Kinematics Question 660
Question: Two boats A and B, move away from a buoy anchored at the middle of a river along the mutually perpendicular straight lines: the boat A along the river and the boat B across the river. Having moved off an equal distance from the buoy the boat returned. What is the ratio of times of motion of boats $ \frac{{\tau _{A}}}{{\tau _{B}}}, $ if the velocity of each boat with respect to water is 1.2 times greater than the stream velocity?
Options:
A)2.3
B)1.8
C)0.5
D) 0.2
Show Answer
Answer:
Correct Answer: B
Solution:
[b] Suppose the stream velocity is $ {{\text{v}} _{\text{s}}}\text{=v} $ , then the velocity of each boat with respect to water is $ {{v _{b}}}=1.2\text{ v} $ . Let each boat travel a distance $ \ell $ .

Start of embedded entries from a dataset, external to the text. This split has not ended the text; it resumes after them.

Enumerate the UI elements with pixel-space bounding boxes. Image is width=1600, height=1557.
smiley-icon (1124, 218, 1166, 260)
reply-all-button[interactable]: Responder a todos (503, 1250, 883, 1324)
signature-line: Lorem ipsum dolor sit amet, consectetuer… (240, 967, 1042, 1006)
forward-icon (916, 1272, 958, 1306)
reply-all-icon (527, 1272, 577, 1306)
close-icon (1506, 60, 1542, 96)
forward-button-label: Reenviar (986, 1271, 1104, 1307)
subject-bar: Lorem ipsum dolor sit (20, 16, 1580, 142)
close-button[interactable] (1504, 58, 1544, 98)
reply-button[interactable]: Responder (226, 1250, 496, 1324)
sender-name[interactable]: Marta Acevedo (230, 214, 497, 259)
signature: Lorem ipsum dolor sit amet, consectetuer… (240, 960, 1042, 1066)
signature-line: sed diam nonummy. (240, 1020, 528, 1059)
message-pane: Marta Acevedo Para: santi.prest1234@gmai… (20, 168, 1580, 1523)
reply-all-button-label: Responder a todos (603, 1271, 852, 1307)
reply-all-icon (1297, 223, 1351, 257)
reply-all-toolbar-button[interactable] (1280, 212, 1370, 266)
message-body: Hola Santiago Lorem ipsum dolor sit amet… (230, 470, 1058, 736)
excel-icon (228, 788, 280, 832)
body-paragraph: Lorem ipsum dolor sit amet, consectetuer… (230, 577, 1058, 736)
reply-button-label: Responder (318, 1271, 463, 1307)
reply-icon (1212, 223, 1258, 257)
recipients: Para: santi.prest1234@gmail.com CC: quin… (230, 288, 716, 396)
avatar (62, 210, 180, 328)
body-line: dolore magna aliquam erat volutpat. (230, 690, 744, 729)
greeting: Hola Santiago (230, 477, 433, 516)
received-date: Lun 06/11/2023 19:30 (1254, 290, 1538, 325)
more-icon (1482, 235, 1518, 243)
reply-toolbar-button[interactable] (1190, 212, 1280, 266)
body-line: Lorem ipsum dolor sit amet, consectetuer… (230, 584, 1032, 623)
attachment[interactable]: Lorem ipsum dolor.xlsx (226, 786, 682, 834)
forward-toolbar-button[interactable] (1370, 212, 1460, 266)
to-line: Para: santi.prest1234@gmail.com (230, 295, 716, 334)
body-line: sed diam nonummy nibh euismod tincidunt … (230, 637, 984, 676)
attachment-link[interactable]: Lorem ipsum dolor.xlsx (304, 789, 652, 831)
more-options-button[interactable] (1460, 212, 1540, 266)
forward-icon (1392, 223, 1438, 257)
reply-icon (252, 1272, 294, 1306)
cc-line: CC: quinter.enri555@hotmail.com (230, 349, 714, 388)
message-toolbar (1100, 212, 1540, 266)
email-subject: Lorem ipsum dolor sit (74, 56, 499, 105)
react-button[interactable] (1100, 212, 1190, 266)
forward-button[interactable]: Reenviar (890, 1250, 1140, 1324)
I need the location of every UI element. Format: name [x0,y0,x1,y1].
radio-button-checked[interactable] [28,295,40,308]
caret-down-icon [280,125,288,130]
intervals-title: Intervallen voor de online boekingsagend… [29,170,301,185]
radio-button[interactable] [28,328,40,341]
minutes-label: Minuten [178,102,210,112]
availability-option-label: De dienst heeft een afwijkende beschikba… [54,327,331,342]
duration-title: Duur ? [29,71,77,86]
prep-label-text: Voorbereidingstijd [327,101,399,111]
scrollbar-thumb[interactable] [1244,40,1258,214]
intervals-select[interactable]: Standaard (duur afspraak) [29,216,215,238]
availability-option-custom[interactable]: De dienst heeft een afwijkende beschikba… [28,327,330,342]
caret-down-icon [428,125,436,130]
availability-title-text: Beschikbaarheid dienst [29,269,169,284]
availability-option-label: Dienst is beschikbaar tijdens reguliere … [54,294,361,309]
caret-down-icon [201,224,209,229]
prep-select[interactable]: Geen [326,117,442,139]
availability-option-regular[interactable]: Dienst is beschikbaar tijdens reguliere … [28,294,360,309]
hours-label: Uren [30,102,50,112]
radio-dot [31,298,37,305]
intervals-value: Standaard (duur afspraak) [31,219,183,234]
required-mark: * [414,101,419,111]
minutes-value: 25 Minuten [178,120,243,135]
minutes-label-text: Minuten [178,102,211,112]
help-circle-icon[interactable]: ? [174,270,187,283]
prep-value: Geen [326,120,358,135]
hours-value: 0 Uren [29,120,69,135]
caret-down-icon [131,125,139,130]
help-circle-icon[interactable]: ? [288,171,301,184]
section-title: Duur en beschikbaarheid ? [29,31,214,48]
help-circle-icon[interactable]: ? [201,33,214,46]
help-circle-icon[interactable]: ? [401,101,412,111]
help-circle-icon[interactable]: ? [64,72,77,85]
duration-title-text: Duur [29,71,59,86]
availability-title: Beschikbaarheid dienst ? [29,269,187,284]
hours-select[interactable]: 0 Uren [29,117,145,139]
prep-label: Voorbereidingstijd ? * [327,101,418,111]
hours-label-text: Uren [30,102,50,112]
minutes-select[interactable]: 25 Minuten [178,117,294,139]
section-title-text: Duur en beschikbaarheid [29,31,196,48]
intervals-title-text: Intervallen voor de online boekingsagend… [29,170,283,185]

Then for boat A, time of motion $ {\tau _{A}}=\frac{\ell }{v _{b}+v _{s}}+\frac{\ell }{v _{b}-v _{s}} $
$ =[ \frac{\ell }{1.2v+v}+\frac{\ell }{1.2v-v} ]=\frac{60\ell }{11v} $ ?..(i).
For the boat B, time of motion $ {\tau _{B}}=\frac{\ell }{\sqrt{v _{b}^{2}-v _{s}^{2}}}+\frac{\ell }{\sqrt{v _{b}^{2}-v _{s}^{2}}}=\frac{2\ell }{\sqrt{v _{b}^{2}-v _{s}^{2}}} $ -(ii)
$ =\frac{2\ell }{\sqrt{{{( 1.2v )}^{2}}-v^{2}}}=\frac{3.01\ell }{v} $ The ratio $ \frac{{\tau _{A}}}{{\tau _{B}}}=\frac{( 60\ell /11v )}{( 3.01\ell /v )}\approx 1.8 $